So what explains the fact that only now are Republicans starting to oppose Democrat nominees with the same political vigor that’s long characterized the Democrats’ response to Republican presidents? Part of it may be because Republicans have finally realized that if all their presidents’ nominees are labeled as “extremists” and dragged through the mud – yet they themselves continue to tip their hats and nod politely to left-of-center nominees – the result will be a definition of “mainstream” jurisprudence that falls ever farther to the left on the political continuum. But there’s more to it than that.

The statements accompanying the last four Supreme Court nominations are instructive. President George W. Bush praised John Roberts and Samuel Alito for their accomplishments, abilities, fairness and civility. Those qualities are reminiscent of the criteria for the Supreme Court in the pre-Bork era – a time when Justice Antonin Scalia could win confirmation by a vote of 98-0 – when there was general agreement that the substance of a judge’s personal views were supposed to be irrelevant to judicial decision making.

In contrast, President Obama has heralded the substance of his nominees’ views. He lauded the “empathy” of Sonia Sotomayor, and her understanding "about how our laws affect the daily realities of people's lives -- whether they can make a living and care for their families, whether they feel safe in their homes and welcome in their own nation." Similarly, he has extolled Elena Kagan’s “understanding of law, not as an intellectual exercise or words on a page, but as it affects the lives of ordinary people.”

In other words, President Obama has endorsed jurisprudence that’s less about what an impartial application of the law requires than about the judges’ preconceived, subjective opinions about what’s best for “the people.” The problem, of course, is that in a democratic republic, such policy-driven determinations are supposed to be the province of elected politicians – not of elite judges with life tenure, completely insulated from any meaningful accountability for their decisions.

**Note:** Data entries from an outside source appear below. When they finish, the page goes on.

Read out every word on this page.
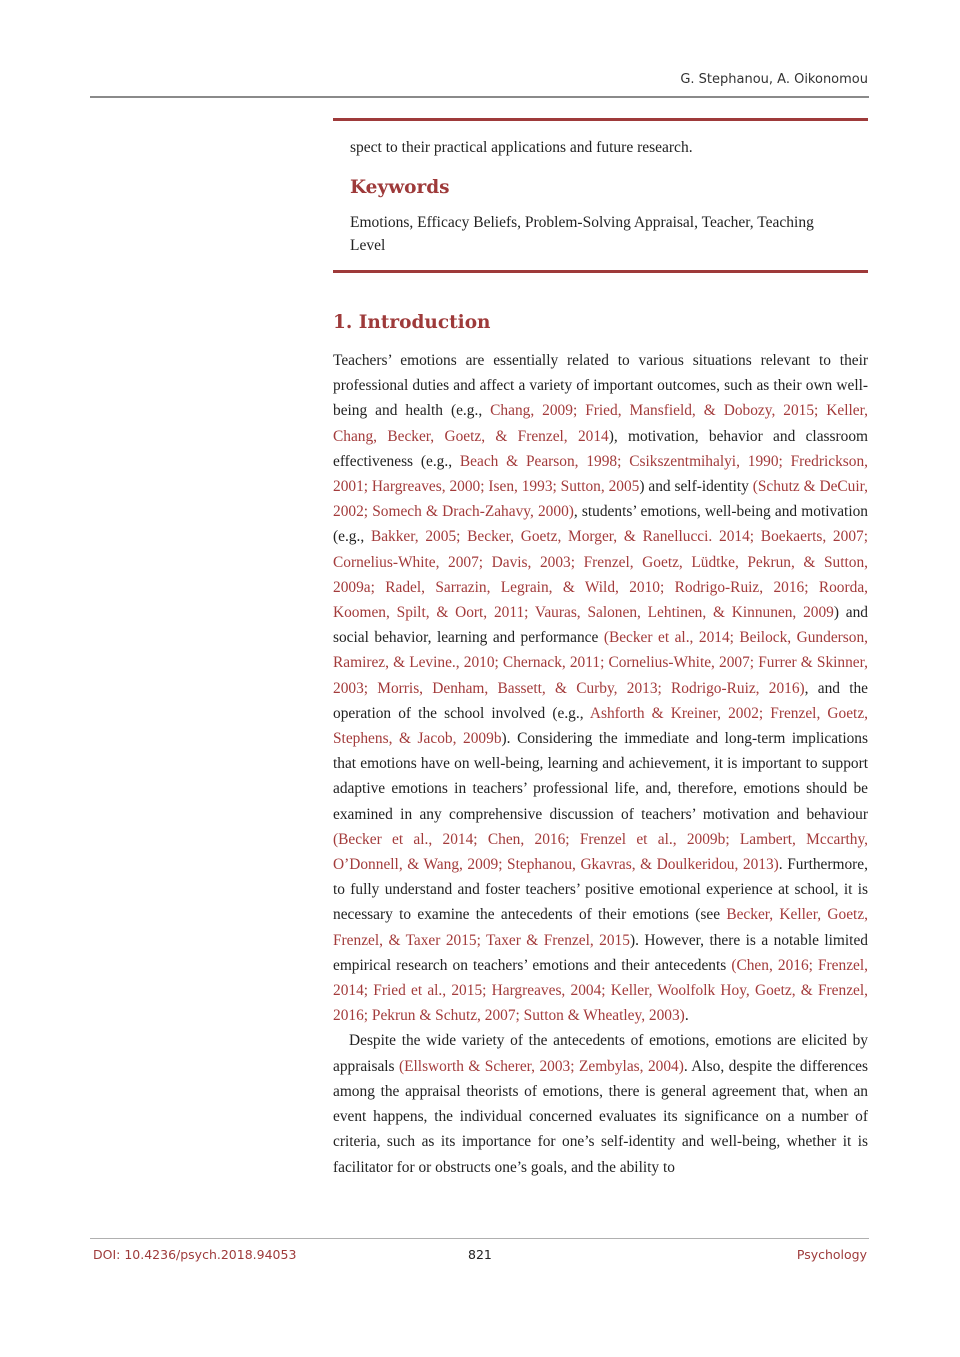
G. Stephanou, A. Oikonomou
spect to their practical applications and future research.
Keywords
Emotions, Efficacy Beliefs, Problem-Solving Appraisal, Teacher, Teaching Level
1. Introduction

Teachers’ emotions are essentially related to various situations relevant to their professional duties and affect a variety of important outcomes, such as their own well-being and health (e.g., Chang, 2009; Fried, Mansfield, & Dobozy, 2015; Keller, Chang, Becker, Goetz, & Frenzel, 2014), motivation, behavior and classroom effectiveness (e.g., Beach & Pearson, 1998; Csikszentmihalyi, 1990; Fredrickson, 2001; Hargreaves, 2000; Isen, 1993; Sutton, 2005) and self-identity (Schutz & DeCuir, 2002; Somech & Drach-Zahavy, 2000), students’ emotions, well-being and motivation (e.g., Bakker, 2005; Becker, Goetz, Morger, & Ranellucci. 2014; Boekaerts, 2007; Cornelius-White, 2007; Davis, 2003; Frenzel, Goetz, Lüdtke, Pekrun, & Sutton, 2009a; Radel, Sarrazin, Legrain, & Wild, 2010; Rodrigo-Ruiz, 2016; Roorda, Koomen, Spilt, & Oort, 2011; Vauras, Salonen, Lehtinen, & Kinnunen, 2009) and social behavior, learning and performance (Becker et al., 2014; Beilock, Gunderson, Ramirez, & Levine., 2010; Chernack, 2011; Cornelius-White, 2007; Furrer & Skinner, 2003; Morris, Denham, Bassett, & Curby, 2013; Rodrigo-Ruiz, 2016), and the operation of the school involved (e.g., Ashforth & Kreiner, 2002; Frenzel, Goetz, Stephens, & Jacob, 2009b). Considering the immediate and long-term implications that emotions have on well-being, learning and achievement, it is important to support adaptive emotions in teachers’ professional life, and, therefore, emotions should be examined in any comprehensive discussion of teachers’ motivation and behaviour (Becker et al., 2014; Chen, 2016; Frenzel et al., 2009b; Lambert, Mccarthy, O’Donnell, & Wang, 2009; Stephanou, Gkavras, & Doulkeridou, 2013). Furthermore, to fully understand and foster teachers’ positive emotional experience at school, it is necessary to examine the antecedents of their emotions (see Becker, Keller, Goetz, Frenzel, & Taxer 2015; Taxer & Frenzel, 2015). However, there is a notable limited empirical research on teachers’ emotions and their antecedents (Chen, 2016; Frenzel, 2014; Fried et al., 2015; Hargreaves, 2004; Keller, Woolfolk Hoy, Goetz, & Frenzel, 2016; Pekrun & Schutz, 2007; Sutton & Wheatley, 2003).

Despite the wide variety of the antecedents of emotions, emotions are elicited by appraisals (Ellsworth & Scherer, 2003; Zembylas, 2004). Also, despite the differences among the appraisal theorists of emotions, there is general agreement that, when an event happens, the individual concerned evaluates its significance on a number of criteria, such as its importance for one’s self-identity and well-being, whether it is facilitator for or obstructs one’s goals, and the ability to

DOI: 10.4236/psych.2018.94053	821	Psychology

But as long as President Obama (and other Democrats like him) continue to seek judges based on their policy preferences rather than their commitment to interpreting the Constitution as written and intended by the Founding Fathers (and as ratified by the people), the post of Supreme Court Justice will inevitably be a political one. And so – like it or not – Republicans have no choice but to follow the Democrats’ example of treating judicial nominees like political punching bags, rather than as decent, accomplished – and presumptively impartial – jurists.